Out-Law News | 25 Sep 2008 | 10:27 am | 2 min. read
Until now a trade mark owner has had limited powers to prevent the registration of a company name similar to its own. Current laws only prevent the incorporation of a company whose name is identical to the name of a company already incorporated under the Act.
There is currently a right to object to a name as being 'too like' the name of a company already incorporated but that right is a limited one. It can only be exercised by those with an existing company registration and any decision to force a change of name is subject to the discretion of the Secretary of State. These rules will change on 1st October.
As part of the staggered introduction of the Companies Act 2006 an adjudicator will be introduced who can decide whether a company name is too similar to someone else's trading name.
Any business that has goodwill in a trading name can file an objection with the adjudicator when someone registers a company with a very similar name. Unlike the current rules, that can be done whether or not the person complaining has a matching registered company name or not.
The adjudicators will be based at the Company Names Tribunal at the UK Intellectual Property Office (UK-IPO) and they will decide whether or not a new company registration misleadingly suggests a connection with an existing firm, activity or product.
A UK-IPO statement said that the rules were designed to prevent opportunistic abuse.
"An example of an opportunistic company name registration is when someone registers one or more variations of the name of a well-known company in order to get the latter company to buy the registration(s)," it said. "Another example might be where someone knows that a merger is about to take place between two companies and so registers one or more variations of the name that the newly formed commercial entity is likely to require. The registration(s) would be opportunistic in that the registration holder’s purpose in obtaining the registration was to cash in on the other entity’s fame."
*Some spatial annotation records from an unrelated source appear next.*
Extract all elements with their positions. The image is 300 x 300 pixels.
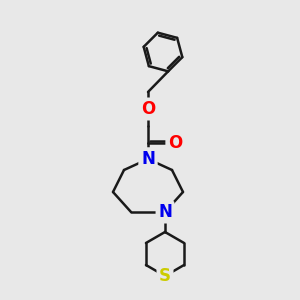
Text: N: N: [158, 203, 172, 221]
Text: S: S: [159, 267, 171, 285]
Text: O: O: [168, 134, 182, 152]
Text: N: N: [141, 150, 155, 168]
Text: N: N: [141, 150, 155, 168]
Text: O: O: [141, 100, 155, 118]
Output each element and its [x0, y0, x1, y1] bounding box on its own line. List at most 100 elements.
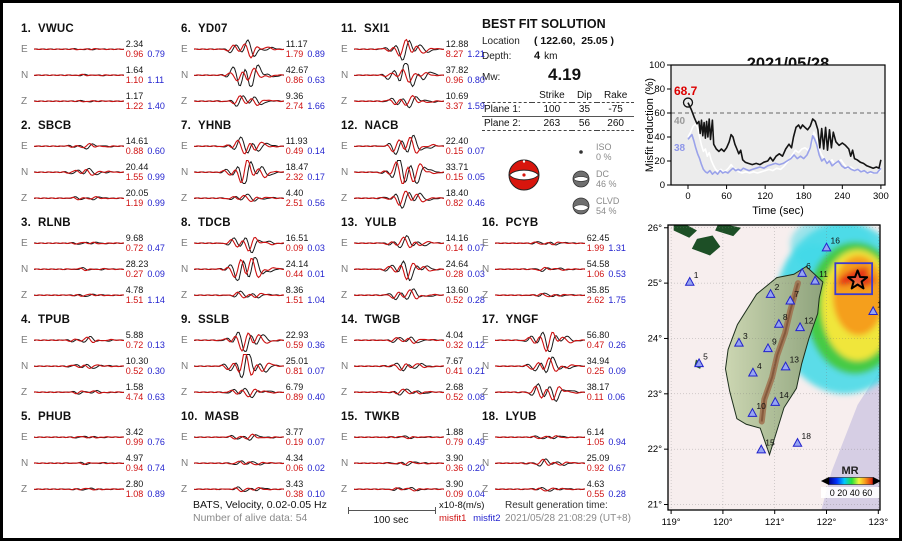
station-marker-3 — [733, 337, 745, 347]
component-row: Z 9.36 2.74 1.66 — [181, 88, 337, 114]
trace-numbers: 4.97 0.94 0.74 — [126, 453, 177, 473]
station-marker-label: 4 — [757, 361, 762, 371]
time-scalebar — [348, 507, 436, 514]
misfit2-value: 0.20 — [467, 463, 485, 473]
iso-percent: 0 % — [596, 152, 612, 162]
y-tick-label: 0 — [660, 180, 665, 191]
misfit-values: 1.51 1.14 — [126, 295, 177, 305]
latitude-label: 21° — [648, 500, 663, 511]
component-label: E — [181, 43, 188, 55]
amplitude-value: 3.90 — [445, 479, 464, 489]
waveform-trace — [193, 353, 284, 379]
misfit-values: 0.32 0.12 — [446, 340, 497, 350]
misfit2-value: 0.07 — [467, 243, 485, 253]
station-title: 18. LYUB — [482, 411, 638, 423]
component-label: N — [341, 263, 349, 275]
waveform-trace — [33, 435, 124, 439]
component-row: E 5.88 0.72 0.13 — [21, 327, 177, 353]
amplitude-value: 42.67 — [285, 65, 309, 75]
synthetic-trace — [33, 100, 124, 103]
misfit-values: 0.88 0.60 — [126, 146, 177, 156]
synthetic-trace — [33, 47, 124, 51]
amplitude-value: 4.78 — [125, 285, 144, 295]
latitude-label: 26° — [648, 223, 663, 234]
station-marker-label: 2 — [775, 282, 780, 292]
trace-numbers: 4.34 0.06 0.02 — [286, 453, 337, 473]
waveform-trace — [33, 293, 124, 297]
misfit2-value: 0.17 — [307, 172, 325, 182]
start-value-marker — [682, 97, 694, 108]
amplitude-value: 6.79 — [285, 382, 304, 392]
trace-numbers: 22.40 0.15 0.07 — [446, 136, 497, 156]
station-block-twgb: 14. TWGB E 4.04 0.32 0.12 N 7.67 0.41 0.21 Z 2.68 0.… — [341, 314, 497, 409]
observed-trace — [494, 331, 585, 352]
synthetic-trace — [353, 337, 444, 345]
misfit-values: 0.19 0.07 — [286, 437, 337, 447]
station-number: 10. — [181, 411, 198, 423]
waveform-trace — [33, 99, 124, 103]
clvd-percent: 54 % — [596, 206, 617, 216]
component-label: E — [341, 334, 348, 346]
component-label: N — [341, 360, 349, 372]
component-row: Z 13.60 0.52 0.28 — [341, 282, 497, 308]
component-label: Z — [482, 289, 489, 301]
synthetic-trace — [353, 436, 444, 440]
component-row: E 62.45 1.99 1.31 — [482, 230, 638, 256]
component-label: N — [21, 263, 29, 275]
station-title: 5. PHUB — [21, 411, 177, 423]
misfit-values: 1.08 0.89 — [126, 489, 177, 499]
misfit-values: 0.09 0.04 — [446, 489, 497, 499]
component-label: Z — [21, 192, 28, 204]
x-axis-label: Time (sec) — [752, 205, 804, 217]
component-row: E 14.16 0.14 0.07 — [341, 230, 497, 256]
amplitude-value: 25.09 — [586, 453, 610, 463]
synthetic-trace — [193, 433, 284, 440]
synthetic-trace — [494, 435, 585, 440]
waveform-trace — [193, 387, 284, 399]
misfit2-value: 0.67 — [608, 463, 626, 473]
amplitude-value: 22.93 — [285, 330, 309, 340]
component-row: E 16.51 0.09 0.03 — [181, 230, 337, 256]
station-marker-label: 7 — [794, 289, 799, 299]
waveform-trace — [193, 433, 284, 441]
station-marker-label: 9 — [772, 336, 777, 346]
misfit-reduction-chart: 0 60 120 180 240 300 0 20 40 60 80 100 Time (sec) Mis… — [644, 60, 889, 217]
trace-numbers: 6.79 0.89 0.40 — [286, 382, 337, 402]
plane2-label: Plane 2: — [482, 116, 532, 131]
misfit-values: 0.55 0.28 — [587, 489, 638, 499]
station-number: 17. — [482, 314, 499, 326]
component-label: E — [181, 431, 188, 443]
station-marker-label: 12 — [804, 315, 814, 325]
station-block-pcyb: 16. PCYB E 62.45 1.99 1.31 N 54.58 1.06 0.53 Z 35.8… — [482, 217, 638, 312]
waveform-trace — [353, 362, 444, 372]
station-code: YNGF — [505, 314, 539, 326]
misfit2-value: 0.13 — [147, 340, 165, 350]
station-code: PHUB — [38, 411, 72, 423]
station-title: 9. SSLB — [181, 314, 337, 326]
component-label: N — [181, 360, 189, 372]
component-row: N 1.64 1.10 1.11 — [21, 62, 177, 88]
amplitude-value: 3.90 — [445, 453, 464, 463]
station-block-nacb: 12. NACB E 22.40 0.15 0.07 N 33.71 0.15 0.05 Z 18.4… — [341, 120, 497, 215]
scalebar-line — [349, 510, 435, 511]
station-code: VWUC — [38, 23, 74, 35]
misfit-values: 0.92 0.67 — [587, 463, 638, 473]
synthetic-trace — [494, 331, 585, 353]
misfit2-value: 0.30 — [147, 366, 165, 376]
misfit2-value: 0.47 — [147, 243, 165, 253]
station-code: YULB — [364, 217, 397, 229]
station-marker-14 — [770, 396, 781, 406]
component-row: E 6.14 1.05 0.94 — [482, 424, 638, 450]
misfit-values: 0.52 0.30 — [126, 366, 177, 376]
amplitude-value: 24.14 — [285, 259, 309, 269]
station-title: 3. RLNB — [21, 217, 177, 229]
component-row: Z 4.40 2.51 0.56 — [181, 185, 337, 211]
misfit-values: 1.55 0.99 — [126, 172, 177, 182]
station-marker-18 — [792, 437, 803, 447]
station-number: 6. — [181, 23, 191, 35]
trace-numbers: 9.68 0.72 0.47 — [126, 233, 177, 253]
heatmap-blob — [854, 275, 875, 288]
misfit2-value: 0.80 — [467, 75, 485, 85]
clvd-item: CLVD 54 % — [570, 195, 619, 217]
misfit-values: 0.49 0.14 — [286, 146, 337, 156]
In 1996, an individual incorporated a company with the name GlaxoWellcome after news leaked that pharmaceutical giants Glaxo plc and Wellcome plc would merge. Glaxo plc had to go to court and argue that that incorporation was an 'instrument of fraud'. Under the new rules, adjudicators will be able to deal with such opportunists faster and more cheaply.
The rules are different to the old regime in offering protection to names that are not already actual registered company names. Previously, a complainant would have to have a trade mark in the name and go through the courts to allege trade mark infringement or 'passing off' or use Glaxo's 'instrument of fraud' argument.
Someone attempting to register a new name who finds themselves facing such a complaint has a number of defences available to them under the Act.
That company can claim:
"a) that the name was registered before the commencement of the activities on which the applicant relies to show goodwill; or
(b) that the company—
(i) is operating under the name, or
(ii) is proposing to do so and has incurred substantial start-up costs in preparation, or
(iii) was formerly operating under the name and is now dormant; or
(c) that the name was registered in the ordinary course of a company formation business and the company is available for sale to the applicant on the standard terms of that business; or
(d) that the name was adopted in good faith; or
(e) that the interests of the applicant are not adversely affected to any significant extent."
It will be for the early adjudicators to outline through their decision what is meant by 'good faith', to what degree investment in an operation is grounds for being permitted to use the name and how the 'interests of the applicant' are to be judged to be adversely affected or not.
The initial application fee will be £400, though costs will be likely to be awarded to the winning side.